My goals for the hunt are:
-a chance at a mature 6 point bull
-to hunt in beautiful country
-have an amazing adventure in the beautiful wild of a new part of the Rocky Mountains
-Im open to backpacking in to hunt or possibly renting horses or doing a pack in service (I dont own horses) . I do have 2 legs that I prefer to hunt with as well as an ATV.

I cant afford a guide and I would prefer the challenge of trying to get it done on my own. I would consider hunting the wilderness areas if there was an affordable option.

ALSO, I would be open to putting in for the Special draw in 2014 even though it is more money and I am also open to waiting for another point or two if it will make that big of a difference.

Anyway, just looking for some feedback for a guy with 3 points. Like I said, I am not interested in waiting for 10+ years to draw the best of the best tag. I want to hunt while I can and create memories.

Thanks guys!!!


----------



## goofy elk (Dec 16, 2007)

If you are a bow hunter, type 9 tags are an option with possiblitys..

If not, General is about it with 3 points.


----------



## Packout (Nov 20, 2007)

Sending a PM with a unit to look into that could work for you.
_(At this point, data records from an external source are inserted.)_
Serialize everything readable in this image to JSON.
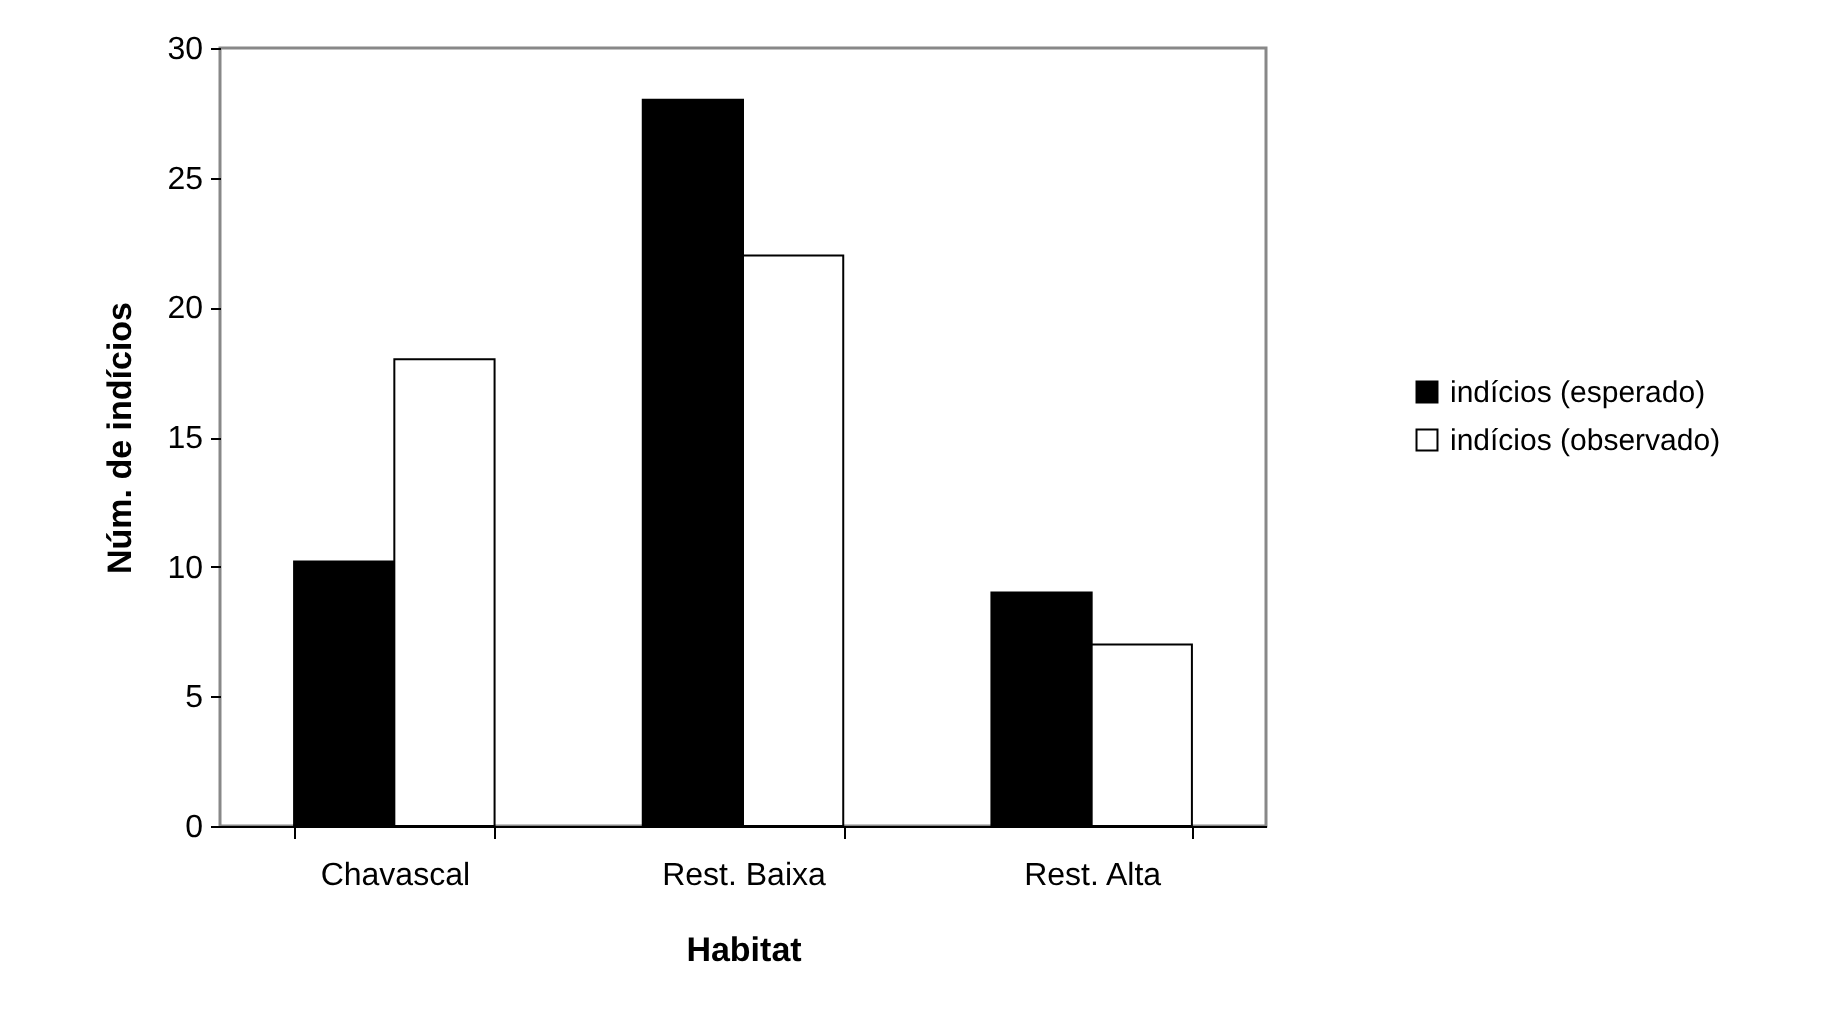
{
  "chart_data": {
    "type": "bar",
    "xlabel": "Habitat",
    "ylabel": "Núm. de indícios",
    "categories": [
      "Chavascal",
      "Rest. Baixa",
      "Rest. Alta"
    ],
    "series": [
      {
        "name": "indícios (esperado)",
        "color": "#000000",
        "values": [
          10.2,
          28,
          9
        ]
      },
      {
        "name": "indícios (observado)",
        "color": "#ffffff",
        "values": [
          18,
          22,
          7
        ]
      }
    ],
    "ylim": [
      0,
      30
    ],
    "yticks": [
      0,
      5,
      10,
      15,
      20,
      25,
      30
    ],
    "grid": false,
    "legend": "right"
  }
}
You don't need more competition by throwing units out on the web. 

I know you said you aren't interested in the general areas, but I'd take a Gen WY tag over most draw tags in WY and any UT LTD tag I could ever draw. Can't believe it is already time to start gaming on where we will put in for this Fall's hunts.....


----------



## DallanC (Jan 13, 2009)

Packout said:


> Can't believe it is already time to start gaming on where we will put in for this Fall's hunts.....


I have the same amount of moose points as goofy... I'm just watching his posts and will put in where he does. Sounds like South Slope currently is the unit to put in for :mrgreen:

-DallanC


----------



## wyogoob (Sep 7, 2007)

Packout said:


> Sending a PM with a unit to look into that could work for you. You don't need more competition by throwing units out on the web.
> 
> I know you said you aren't interested in the general areas, but I'd take a Gen WY tag over most draw tags in WY and any UT LTD tag I could ever draw. Can't believe it is already time to start gaming on where we will put in for this Fall's hunts.....


Yep

General tag


----------



## goofy elk (Dec 16, 2007)

DallanC said:


> I have the same amount of moose points as goofy... I'm just watching his posts and will put in where he does. Sounds like South Slope currently is the unit to put in for :mrgreen:
> 
> -DallanC


Warning, thread highjack....
Dallan, I've made a couple trips up into the S slope/Kamas areas in the 
last few weeks, looked in the Weber/Provo river drainages, over hwy 35,
and gathered a TON of info from every late season elk hunter I've seen...
LOOKS VERY DISMAL FOR MOOSE !!!! I'm getting VERY discouraged .....

With 18 points, I've been looking into leaser units because the N slope
or Cache or the Wasatch is still YEARS out WITH 18 POINTS !!!!
The moose number contiue to shrink---- I'm about to give up on moose.

To the origanal poster:
Yes the general elk in Wyoming is a whole different world than Utah,
Much better! --- Just remember wilderness aress are off limits to
NR hunters without a outfitter/guide...... Thats the only draw back.


----------